People are furious after Miss Nepal judge tells contestant to look pretty before feeling pretty.

The video shows 22-year-old Ashmita Maharjan, with waist-length dark hair and horn-rimmed glasses, sitting in front of six judges–three men and three women–trying to explain, very honestly, why she decided to show up the way she did.

A video of a judge chastising a Miss Nepal aspirant for not wearing makeup and showing up in glasses instead of contact lenses for the audition has outraged Nepalis, many of whom went online to comment on the hypocrisy of the pageant.

“Honestly, I don’t know how to do makeup,” Maharjan says with a smile as the background score turns dramatic and the camera pans to the judge, Rachana Gurung Sharma, who shoots back, “And you are ready to join Miss Nepal beauty pageant?”

“I will learn, I am learning…,” Maharjan responds. But before Maharjan is able to complete her sentence, Sharma, the pageant choreographer, berates her by saying how disrespectful it is to show up with a bare face.

“We at least expect you to wear makeup and come, this is disrespecting us,” Sharma says.

When she is questioned about her decision to wear glasses, and not contacts, at the audition, Maharjan points to Kathmandu’s air pollution. “I wear it sometimes but I had to come on a bike,” she says, “and I was worried about the pollution.”

Less than 12 hours after the video was put up on YouTube, Maharjan and Sharma’s back-and-forth was shared on multiple social media accounts with thousands of comments and shares. While the full video of the audition of Miss Nepal contestants has about 40,000 views, the minute-long clip of Maharjan’s audition has received nearly 200,000 views.

Since the clip went viral, criticism against Rachana Gurung Sharma and the pageant itself has also been accumulating.

One Facebook user wrote: “These judges need to learn how to speak like a civil individual. This is outrageous and disrespectful to the contestant sitting right there. Just because you’re a judge does not give you the right to look down on the contestants and treat them like shit.”

Maharjan defending herself resonated with some viewers, one of who said, “I love how she is comfortable in her own skin, definitely makeup is not mandatory.”

Then there were others calling Miss Nepal’s “beauty with brains” slogan a farce.

“So this is what the definition of being empowered looks like in the 21st century! And they claim this be a competition about ‘brain and not beauty’,” writer Sabitri Gautam said on a Facebook post. 

But in an interview with the Post, Gurung Sharma says she isn’t fazed by what is being said about her online and that she stands by what she said.

“Everything has its time, place and manner. If you go to a corporate company for an interview, will you go with chappals?” Sharma said, trying to prove her point about going to an audition for a beauty pageant with no makeup and glasses. “Have you ever seen anyone wearing glasses at a beauty pageant? They wear contacts, the contestants should have that much knowledge.”

What Sharma wants for people is to understand her perspective as a beauty pageant judge and watch the entire audition video, where Maharajan eventually gets selected for the next round and everyone is seen smiling.

“She has so much potential. She is in for me,” Sharma told the Post.

The outrage on social media has also been directed towards platforms like Miss Nepal, which many say is just a marketing gimmick, and further perpetuates certain beauty standards.
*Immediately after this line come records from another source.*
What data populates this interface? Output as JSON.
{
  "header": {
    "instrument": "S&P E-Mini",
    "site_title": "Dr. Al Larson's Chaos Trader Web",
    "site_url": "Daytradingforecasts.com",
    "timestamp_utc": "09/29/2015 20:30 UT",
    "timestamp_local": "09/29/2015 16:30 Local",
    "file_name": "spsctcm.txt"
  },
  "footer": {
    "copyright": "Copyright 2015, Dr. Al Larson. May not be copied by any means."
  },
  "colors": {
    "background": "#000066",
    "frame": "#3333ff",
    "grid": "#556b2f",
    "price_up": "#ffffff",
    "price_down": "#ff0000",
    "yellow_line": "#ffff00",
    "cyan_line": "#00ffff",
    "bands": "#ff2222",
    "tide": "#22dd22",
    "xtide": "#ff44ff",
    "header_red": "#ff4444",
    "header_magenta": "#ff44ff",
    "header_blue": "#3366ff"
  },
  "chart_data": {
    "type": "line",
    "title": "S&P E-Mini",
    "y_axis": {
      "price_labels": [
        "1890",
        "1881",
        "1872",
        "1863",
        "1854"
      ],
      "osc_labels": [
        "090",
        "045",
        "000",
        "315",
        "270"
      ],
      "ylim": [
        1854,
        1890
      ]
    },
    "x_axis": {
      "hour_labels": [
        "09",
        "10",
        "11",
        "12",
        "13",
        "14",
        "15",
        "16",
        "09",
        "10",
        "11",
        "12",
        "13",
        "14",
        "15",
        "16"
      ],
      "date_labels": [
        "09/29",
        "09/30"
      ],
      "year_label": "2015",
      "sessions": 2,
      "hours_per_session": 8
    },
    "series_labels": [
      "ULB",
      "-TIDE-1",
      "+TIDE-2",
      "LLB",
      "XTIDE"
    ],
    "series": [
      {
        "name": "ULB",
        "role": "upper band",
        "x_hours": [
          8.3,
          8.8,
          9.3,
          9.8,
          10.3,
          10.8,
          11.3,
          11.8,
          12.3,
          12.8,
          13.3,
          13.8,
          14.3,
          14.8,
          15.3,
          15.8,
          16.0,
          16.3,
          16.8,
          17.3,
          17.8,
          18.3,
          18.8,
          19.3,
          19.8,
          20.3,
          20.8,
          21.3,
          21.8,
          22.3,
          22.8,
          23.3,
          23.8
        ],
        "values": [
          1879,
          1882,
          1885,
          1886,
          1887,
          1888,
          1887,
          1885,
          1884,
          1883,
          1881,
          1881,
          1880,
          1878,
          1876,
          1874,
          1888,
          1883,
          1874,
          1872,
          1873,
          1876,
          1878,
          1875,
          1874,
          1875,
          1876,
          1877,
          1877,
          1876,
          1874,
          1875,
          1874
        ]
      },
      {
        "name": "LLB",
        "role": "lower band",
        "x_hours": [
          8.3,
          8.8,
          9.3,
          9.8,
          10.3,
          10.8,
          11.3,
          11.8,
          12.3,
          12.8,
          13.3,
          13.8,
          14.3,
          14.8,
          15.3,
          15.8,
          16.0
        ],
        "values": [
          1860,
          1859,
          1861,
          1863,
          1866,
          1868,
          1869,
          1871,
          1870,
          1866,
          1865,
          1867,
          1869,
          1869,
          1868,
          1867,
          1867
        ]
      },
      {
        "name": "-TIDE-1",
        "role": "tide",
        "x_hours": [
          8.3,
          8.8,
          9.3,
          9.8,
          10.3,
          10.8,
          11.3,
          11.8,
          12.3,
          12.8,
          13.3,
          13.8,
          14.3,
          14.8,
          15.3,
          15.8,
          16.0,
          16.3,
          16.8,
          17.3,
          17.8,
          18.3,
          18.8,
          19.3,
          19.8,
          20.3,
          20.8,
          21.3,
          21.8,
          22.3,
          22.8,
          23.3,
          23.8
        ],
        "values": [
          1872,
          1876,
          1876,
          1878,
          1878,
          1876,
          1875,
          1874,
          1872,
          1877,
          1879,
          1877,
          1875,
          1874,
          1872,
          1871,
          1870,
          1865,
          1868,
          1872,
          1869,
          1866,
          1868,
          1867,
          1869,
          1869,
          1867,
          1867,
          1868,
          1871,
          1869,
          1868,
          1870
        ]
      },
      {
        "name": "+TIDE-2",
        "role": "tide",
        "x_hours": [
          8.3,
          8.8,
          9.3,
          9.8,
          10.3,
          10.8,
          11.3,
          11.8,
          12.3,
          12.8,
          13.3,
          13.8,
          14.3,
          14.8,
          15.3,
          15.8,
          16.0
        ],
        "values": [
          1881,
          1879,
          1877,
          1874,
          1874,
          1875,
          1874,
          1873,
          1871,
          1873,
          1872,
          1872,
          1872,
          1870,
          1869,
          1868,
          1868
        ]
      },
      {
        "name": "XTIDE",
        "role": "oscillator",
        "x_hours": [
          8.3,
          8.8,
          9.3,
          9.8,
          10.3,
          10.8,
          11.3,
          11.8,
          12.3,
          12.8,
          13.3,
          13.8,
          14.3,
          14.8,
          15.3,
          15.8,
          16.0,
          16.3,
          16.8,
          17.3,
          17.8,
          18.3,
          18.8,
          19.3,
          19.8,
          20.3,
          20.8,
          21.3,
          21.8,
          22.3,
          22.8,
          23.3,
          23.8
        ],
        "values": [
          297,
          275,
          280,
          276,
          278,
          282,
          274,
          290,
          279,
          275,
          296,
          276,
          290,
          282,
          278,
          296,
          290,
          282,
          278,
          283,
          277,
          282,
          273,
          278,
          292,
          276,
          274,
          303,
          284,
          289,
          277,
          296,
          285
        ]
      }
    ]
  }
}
“These so-called women empowering beauty pageants are nothing but marketing gimmick disguising as a tool to make young women confident…,” wrote Shyam Shahu Shrestha on Facebook. “The standards have set a negative example on youth on how to be successful and get fame based on such standards.”

Hours into the debate on social media, Shrinkhala Khatiwada, the current Miss Nepal,posted a photo in which she appeared without makeup with the hashtag #nomakeupandstillbeautiful.

The conversation and outrage about beauty standards, which pageants like Miss Nepal perpetuate, is something very personal to nikita chandak . She was crowned Miss Nepal in 2017, a few weeks after she had auditioned for the pageant. She also went into the audition with no makeup.

“I think I looked like I was there straight out of the gym and I didn’t have any makeup on,” Chandak told the Post.

She says letting the contestants know how they should come prepared to these auditions and whether or not one should wear makeup at the audition stage should also be spelt out in the criteria for candidates.

“Not everyone follows pageants forever,” she said. “I didn’t before being part of it and didn’t know what ‘look’ the judges were looking for.”

Chandak said she hasn’t seen the viral video yet but says it’s funny to hear about the reaction to the contestant who went with no makeup.

While she was able to get past the audition without anyone pointing out her bare face, being in the spotlight after winning the pageant was a different story altogether for Chandak. The online vitriol against her appearance, she said, was the lowest point in her life.

“They said I was ugly because I was thin and dark-skinned, something that I had never let affect me,” said Chandak. “My self-esteem was so low that I almost stopped looking at the mirror.”

It took Chandak a lot of time to get over what people thought or said about her, and she says she is in a much happier place now than when she won the contest.

“I have started accepting myself for who I am,” Chandak said. “It’s about who you are as a person, and the kindness within you that matters most.”